We have been contacted by 1and1.co.uk !

And lo! From the darkness!

1and1.co.uk have managed, after about 26 hours, to contact us with the following:



Dear Matthew Ripley, (Customer ID: 10236598)

Thank you for contacting us.

We really understand your frustrations right now, unfortunately, we
really cannot give any estimated timeframe for this. What we can only
suggest here is to wait for further resplies from our highest level of
support. Rest assured that your issue has already and still currently
being worked on.

If you have any further questions please do not hesitate to contact us.

--
Sincerely,
Ell Sworth Guy Caballero
Technical Support
1&1 Internet


Its not actually any news because this came from: support@1and1.co.uk

The mysterious "Server Department", who are the only ones who can deal with this, use this email: server247@1and1.com

And don't reply, but if you are a client feel free to email them about your particular domain (That might help?)

Some Good news - emails

We think that we can create new domains for email and thus the sites can start receiving emails again. We will have to do this one by one but we are about to start.

Update to the down date

The server has now been down just over 24 hours.

The Good News:


The Bad News:

The server is down.

By 10 we are going to find a new company to host our server and will start moving the site, Cleint sites first.

Hopefully the server today will be up and we can do a more leisurely move rather than an evacuation.


Again, to our clients, I'm so very sorry. And thank you for being so very understanding

Monday 3 September 2007

Goodnight Cruel Internet

Its twenty past midnight.. after my last call... this time to the Philippines via the 1and1 head office I get the same old bull.

Meh...

1and1 server down problem update 19.10

Still no joy, I cannot believe. This is the worst customer service of any company I have ever dealth with, ever. including Orange, Sky and even Compuserve.

1and1 server down problem update 17.20

I have spoken to the head office in Germany, of United Internet.

They were no help. It seems that nobody in America, Germany or the Philippines can communicate directly with the UK server cluster.

I just got the phone again to the Philipines. Everything is saying its being worked on, but the evidence doesn't suggest that.

The feeling of helplessness is maddening!

Yadabyte Server Issues

Its been a hell of a day. Our server went down this morning and hasn't been up since.

These things happen - although this happened to us in many years of serving; when it did go bad it went it in spades.

But whats been really terrible is the appalling support that www.1and1.co.uk internet have been providing us. We have been lied to, passed all around the globe between the Philippines and basically treated as worthless - which considering the large amount of money we pay them is even more frustrating.

1and1 are supposed to be the biggest ISP in Europe, and they are pretty big in the states too.
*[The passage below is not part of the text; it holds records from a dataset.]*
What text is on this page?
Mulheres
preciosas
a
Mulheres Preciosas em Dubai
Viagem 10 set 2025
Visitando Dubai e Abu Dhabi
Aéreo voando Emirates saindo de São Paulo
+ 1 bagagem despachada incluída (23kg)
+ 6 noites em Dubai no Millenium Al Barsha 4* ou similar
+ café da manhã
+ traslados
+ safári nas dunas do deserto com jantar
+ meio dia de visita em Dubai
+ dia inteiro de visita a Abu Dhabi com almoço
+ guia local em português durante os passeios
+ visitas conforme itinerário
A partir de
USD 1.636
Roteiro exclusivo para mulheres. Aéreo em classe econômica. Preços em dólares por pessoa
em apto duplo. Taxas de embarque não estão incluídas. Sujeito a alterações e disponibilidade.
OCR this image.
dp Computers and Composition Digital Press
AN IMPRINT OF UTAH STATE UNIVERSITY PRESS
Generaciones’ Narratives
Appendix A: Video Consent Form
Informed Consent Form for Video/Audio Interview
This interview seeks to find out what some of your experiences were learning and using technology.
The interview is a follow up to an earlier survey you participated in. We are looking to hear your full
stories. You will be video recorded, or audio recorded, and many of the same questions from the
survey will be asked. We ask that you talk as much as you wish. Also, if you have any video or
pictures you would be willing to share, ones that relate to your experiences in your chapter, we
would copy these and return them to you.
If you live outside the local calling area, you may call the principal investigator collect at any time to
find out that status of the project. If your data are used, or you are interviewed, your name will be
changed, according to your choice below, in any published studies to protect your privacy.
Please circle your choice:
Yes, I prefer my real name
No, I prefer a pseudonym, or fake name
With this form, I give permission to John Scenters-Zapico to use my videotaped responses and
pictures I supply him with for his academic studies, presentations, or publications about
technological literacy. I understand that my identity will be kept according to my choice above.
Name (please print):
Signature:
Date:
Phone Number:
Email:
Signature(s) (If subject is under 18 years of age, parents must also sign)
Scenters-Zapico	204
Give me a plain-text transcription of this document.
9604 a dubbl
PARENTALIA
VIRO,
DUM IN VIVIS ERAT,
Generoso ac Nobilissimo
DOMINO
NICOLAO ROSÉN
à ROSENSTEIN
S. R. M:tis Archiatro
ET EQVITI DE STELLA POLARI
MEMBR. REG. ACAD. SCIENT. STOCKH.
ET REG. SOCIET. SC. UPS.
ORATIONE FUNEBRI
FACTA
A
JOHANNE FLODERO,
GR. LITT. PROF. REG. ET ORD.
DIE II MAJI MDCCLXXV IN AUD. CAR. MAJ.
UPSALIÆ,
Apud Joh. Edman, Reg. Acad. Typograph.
They guarantee great uptime and speed but I guess when it comes to it, as a company you need to get judged by how you deal with the bad times too.

Clients have been understandably calling us all day to get the low down and I have been unable to give them any real information, its been stressful to say the least.

One of the real issues I have with them today is the fact that their entire support infrastructure has no connection with the hardware, as in the servers. So the guys and gals in the Philipines cant do anything about the hardware issues, like we are having.

  • At 8 am we were told to call back in 30 mins.
  • We call back they have no idea about it, but then escalate it.
  • We call back again, another escalation ; by 10am uk were were supposedly at the highest level.
  • Then we get told its a problem with UDP flooding (we didn't think that made sense)
  • Then we get told its a BILLING ISSUE - I cant believe this so chase it up with their accounts department. No billing problem - what ind of internet system allows such misinformation?
  • We can see now that they are doing something on the server. not sure what but now, over 12 hours after the initial report maybe we will have our sites, and most importantly our client sites, back up.
Stay tunes... and if this has affected you... sorry

Mat